As ConEd and its witness point out, the ISO's demand curve is not a demand curve at all. It does not represent a summation of bids submitted by the utilities that buy capacity. Instead, it represents an administrative determination of what the ISO says that utilities ought to bid if they were acting in the best interest of the consumers, as defined by the ISO.
In fact, as Hieronymus points out, the utilities as purchasers cannot even participate in this new demand-curve ICAP market. Merchant generators, submitting supply bids, are the only active participants in the market. That, in turn, forces utilities to undertake an obligation to buy capacity at a floating price to be determined in the future by generator behavior. It also forces utilities to buy all the capacity that generators want to sell at that price. In other words, utilities cannot know in advance how much capacity the ISO will require them to buy.

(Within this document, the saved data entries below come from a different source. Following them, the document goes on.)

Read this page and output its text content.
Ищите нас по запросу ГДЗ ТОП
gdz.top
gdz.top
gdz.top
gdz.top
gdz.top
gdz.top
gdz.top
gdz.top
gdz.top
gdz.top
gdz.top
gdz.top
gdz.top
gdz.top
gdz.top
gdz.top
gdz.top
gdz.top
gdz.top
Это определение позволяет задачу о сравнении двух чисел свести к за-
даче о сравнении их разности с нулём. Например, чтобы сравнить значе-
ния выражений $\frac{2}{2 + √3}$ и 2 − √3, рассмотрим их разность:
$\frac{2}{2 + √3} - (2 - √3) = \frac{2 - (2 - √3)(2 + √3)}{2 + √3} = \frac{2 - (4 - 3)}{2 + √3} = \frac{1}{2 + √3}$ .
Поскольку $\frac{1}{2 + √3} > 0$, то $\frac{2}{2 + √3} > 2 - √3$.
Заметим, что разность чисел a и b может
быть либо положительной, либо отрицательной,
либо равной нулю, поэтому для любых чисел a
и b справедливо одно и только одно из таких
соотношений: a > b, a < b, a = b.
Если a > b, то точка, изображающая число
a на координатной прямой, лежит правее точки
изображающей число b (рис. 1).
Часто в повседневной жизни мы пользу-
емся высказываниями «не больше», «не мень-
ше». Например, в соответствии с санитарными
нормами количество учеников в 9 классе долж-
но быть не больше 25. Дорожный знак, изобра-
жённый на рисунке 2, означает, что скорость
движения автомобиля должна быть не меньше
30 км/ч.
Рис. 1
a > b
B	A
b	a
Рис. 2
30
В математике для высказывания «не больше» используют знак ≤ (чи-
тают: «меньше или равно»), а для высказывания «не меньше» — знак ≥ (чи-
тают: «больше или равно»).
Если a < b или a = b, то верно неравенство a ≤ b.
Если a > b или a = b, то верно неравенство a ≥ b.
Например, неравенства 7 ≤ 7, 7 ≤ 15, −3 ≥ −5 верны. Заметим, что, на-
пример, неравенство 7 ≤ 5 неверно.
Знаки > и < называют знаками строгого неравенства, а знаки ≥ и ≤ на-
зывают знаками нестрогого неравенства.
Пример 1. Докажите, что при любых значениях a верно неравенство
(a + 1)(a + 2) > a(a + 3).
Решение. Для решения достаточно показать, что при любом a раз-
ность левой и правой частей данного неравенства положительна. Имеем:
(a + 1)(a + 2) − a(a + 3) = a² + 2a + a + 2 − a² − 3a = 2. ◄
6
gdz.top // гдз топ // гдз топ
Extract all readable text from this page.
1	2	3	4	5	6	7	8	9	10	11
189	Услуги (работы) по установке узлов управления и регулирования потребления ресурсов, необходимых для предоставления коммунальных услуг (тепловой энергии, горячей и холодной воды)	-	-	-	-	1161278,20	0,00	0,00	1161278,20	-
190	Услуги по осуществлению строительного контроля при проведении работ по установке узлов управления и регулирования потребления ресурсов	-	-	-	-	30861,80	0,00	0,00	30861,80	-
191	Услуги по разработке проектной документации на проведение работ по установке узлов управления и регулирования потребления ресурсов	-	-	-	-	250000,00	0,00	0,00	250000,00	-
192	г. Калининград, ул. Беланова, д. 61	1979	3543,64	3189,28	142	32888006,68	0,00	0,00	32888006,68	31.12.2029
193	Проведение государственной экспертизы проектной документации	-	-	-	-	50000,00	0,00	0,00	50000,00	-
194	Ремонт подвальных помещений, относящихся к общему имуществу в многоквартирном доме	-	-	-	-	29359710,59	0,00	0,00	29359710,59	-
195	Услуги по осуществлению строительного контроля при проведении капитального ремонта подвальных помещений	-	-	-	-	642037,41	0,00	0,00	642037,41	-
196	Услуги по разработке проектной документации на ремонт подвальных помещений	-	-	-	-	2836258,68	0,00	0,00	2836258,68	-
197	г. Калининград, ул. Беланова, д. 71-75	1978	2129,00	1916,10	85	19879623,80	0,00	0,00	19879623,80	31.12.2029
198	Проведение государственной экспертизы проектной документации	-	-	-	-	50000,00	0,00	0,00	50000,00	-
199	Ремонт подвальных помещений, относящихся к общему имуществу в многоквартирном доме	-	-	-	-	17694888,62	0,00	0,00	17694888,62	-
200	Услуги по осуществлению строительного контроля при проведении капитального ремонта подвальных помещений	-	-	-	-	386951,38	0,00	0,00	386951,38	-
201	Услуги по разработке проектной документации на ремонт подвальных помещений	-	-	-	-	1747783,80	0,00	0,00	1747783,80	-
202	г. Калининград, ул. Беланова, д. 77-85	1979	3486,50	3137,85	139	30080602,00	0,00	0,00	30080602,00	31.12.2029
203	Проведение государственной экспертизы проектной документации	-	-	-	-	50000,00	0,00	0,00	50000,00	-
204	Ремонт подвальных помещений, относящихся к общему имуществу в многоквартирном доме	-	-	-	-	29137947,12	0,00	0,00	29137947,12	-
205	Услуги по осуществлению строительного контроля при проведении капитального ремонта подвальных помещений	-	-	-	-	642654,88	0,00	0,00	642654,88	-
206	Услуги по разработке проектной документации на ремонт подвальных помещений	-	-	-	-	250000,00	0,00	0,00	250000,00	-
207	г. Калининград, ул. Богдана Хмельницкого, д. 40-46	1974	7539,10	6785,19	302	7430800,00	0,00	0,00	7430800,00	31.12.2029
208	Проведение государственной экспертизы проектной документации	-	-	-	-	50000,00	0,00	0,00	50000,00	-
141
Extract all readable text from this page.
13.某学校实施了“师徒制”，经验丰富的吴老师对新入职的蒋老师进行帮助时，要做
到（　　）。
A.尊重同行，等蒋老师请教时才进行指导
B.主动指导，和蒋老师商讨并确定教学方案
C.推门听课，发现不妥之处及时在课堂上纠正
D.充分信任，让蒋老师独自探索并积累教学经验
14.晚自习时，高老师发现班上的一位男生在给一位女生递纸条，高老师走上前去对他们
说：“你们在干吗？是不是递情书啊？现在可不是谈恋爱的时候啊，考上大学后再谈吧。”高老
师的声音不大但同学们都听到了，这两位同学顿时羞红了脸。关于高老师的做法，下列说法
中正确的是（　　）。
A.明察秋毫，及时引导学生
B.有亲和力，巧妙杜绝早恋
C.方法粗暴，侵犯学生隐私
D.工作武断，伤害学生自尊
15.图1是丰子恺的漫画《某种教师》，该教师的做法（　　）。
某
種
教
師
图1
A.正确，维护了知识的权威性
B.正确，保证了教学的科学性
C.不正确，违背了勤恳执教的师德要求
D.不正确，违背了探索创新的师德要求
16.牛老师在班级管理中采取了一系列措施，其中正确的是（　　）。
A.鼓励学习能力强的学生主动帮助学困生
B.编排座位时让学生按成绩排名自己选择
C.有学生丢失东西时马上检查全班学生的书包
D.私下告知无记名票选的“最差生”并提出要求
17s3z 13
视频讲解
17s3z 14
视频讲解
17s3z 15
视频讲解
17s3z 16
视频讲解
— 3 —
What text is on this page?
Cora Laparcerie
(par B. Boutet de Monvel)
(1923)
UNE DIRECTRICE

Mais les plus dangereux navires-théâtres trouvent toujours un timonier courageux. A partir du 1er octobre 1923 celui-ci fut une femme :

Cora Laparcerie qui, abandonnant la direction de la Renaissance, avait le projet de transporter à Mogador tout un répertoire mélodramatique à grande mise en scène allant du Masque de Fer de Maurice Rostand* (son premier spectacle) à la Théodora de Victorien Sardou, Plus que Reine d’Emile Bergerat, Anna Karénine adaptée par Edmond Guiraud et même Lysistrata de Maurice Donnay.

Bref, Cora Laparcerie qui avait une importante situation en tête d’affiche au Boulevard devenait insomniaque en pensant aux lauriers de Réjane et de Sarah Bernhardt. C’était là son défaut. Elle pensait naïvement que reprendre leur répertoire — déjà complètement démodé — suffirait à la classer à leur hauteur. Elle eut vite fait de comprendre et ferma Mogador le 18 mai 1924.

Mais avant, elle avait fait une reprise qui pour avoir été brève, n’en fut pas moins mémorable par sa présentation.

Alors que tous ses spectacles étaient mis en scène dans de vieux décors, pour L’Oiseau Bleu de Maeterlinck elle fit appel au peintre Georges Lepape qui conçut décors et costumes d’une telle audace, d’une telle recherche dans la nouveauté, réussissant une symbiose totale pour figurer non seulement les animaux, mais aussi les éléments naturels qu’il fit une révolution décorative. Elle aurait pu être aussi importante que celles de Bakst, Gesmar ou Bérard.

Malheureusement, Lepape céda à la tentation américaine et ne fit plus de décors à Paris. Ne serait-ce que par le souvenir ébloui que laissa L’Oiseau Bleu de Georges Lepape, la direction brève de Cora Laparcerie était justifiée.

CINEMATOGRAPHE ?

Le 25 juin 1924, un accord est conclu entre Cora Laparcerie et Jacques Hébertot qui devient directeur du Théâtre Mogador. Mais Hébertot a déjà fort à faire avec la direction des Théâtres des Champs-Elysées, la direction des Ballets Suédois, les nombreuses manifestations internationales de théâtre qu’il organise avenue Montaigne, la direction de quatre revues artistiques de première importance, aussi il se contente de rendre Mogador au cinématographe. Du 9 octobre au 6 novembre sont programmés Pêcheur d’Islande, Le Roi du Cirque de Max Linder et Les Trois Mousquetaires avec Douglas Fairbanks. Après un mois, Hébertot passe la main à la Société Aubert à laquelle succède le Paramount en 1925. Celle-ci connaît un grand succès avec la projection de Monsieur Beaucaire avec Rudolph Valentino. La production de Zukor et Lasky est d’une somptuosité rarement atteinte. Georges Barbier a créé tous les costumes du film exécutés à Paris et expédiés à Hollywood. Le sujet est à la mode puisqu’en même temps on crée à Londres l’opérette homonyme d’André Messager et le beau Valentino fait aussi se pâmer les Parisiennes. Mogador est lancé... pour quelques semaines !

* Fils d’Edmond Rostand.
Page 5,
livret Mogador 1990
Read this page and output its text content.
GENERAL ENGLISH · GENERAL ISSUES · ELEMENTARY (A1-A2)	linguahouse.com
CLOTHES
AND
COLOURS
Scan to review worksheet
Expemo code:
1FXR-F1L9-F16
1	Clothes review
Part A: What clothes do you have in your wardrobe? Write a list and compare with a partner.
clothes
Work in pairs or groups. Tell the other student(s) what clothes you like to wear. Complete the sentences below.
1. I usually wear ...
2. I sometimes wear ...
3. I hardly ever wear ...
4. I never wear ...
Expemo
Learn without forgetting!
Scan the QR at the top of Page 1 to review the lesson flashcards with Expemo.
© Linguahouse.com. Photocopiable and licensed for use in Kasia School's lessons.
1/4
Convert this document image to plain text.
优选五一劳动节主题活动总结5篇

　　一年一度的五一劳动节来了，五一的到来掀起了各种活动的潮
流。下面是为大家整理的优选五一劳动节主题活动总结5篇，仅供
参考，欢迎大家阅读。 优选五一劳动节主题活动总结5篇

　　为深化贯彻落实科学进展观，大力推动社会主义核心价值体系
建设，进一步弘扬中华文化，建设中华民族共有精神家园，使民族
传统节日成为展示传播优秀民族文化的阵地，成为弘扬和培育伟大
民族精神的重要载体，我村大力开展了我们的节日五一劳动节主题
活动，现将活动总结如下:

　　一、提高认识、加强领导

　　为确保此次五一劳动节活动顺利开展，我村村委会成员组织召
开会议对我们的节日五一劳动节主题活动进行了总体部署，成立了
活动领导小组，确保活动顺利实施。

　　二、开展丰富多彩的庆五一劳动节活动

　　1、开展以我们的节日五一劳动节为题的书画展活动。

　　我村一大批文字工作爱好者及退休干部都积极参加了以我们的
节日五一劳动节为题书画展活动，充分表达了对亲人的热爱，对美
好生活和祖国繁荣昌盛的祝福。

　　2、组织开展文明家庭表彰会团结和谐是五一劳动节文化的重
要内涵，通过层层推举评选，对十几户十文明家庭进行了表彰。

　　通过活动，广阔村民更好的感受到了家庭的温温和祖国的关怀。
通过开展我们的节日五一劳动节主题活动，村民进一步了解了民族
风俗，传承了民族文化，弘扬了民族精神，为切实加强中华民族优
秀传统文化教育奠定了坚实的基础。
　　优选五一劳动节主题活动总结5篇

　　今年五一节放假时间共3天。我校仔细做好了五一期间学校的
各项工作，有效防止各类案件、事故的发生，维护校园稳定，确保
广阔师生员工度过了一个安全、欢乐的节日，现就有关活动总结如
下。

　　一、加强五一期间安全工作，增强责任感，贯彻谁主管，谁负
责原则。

And, as Heironymus, ConEd, and attorney Marston put it, this situation creates an unhedgeable risk; without knowing the quantity term, there is no way to take a long or short position to counterbalance the risk of a future price increase or drop. Thus, they predict that the New York demand curve plan will cause utilities to abandon bilateral forward markets in favor of New York's cash-market spot ICAP auction-exactly opposite to the effect that the ISO and the PSC predict.
"This proposal is not designed to bail out merchant generation, as some may claim," writes Dawn K. Jablonski, general counsel for the New York Public Service Commission, defending the plan.
Back at Strategic Energy, Francis Pullaro sees New York's demand curve scheme as nothing more than a tax, like the taxes and user fees imposed by states to build highways, airports, and a convention center.
But unlike those taxes, Pullaro adds, "the ICAP tax has no requirement that the recipients use the revenue to build generation."
"If this problem of peaking units being uneconomic actually exists," Pullaro adds, then "lift the price caps … to reflect the true value of energy."
And yet again, generators might not be much better off even if reglators abandon ICAP, remove the price caps, and rely on energy prices alone to recover fixed costs for merchant plants.
According to Keyspan, research calculations have shown that with an energy-only market design, we would have to endure price spikes of up to $30,000/MWh to assure enough capacity to preserve reliability.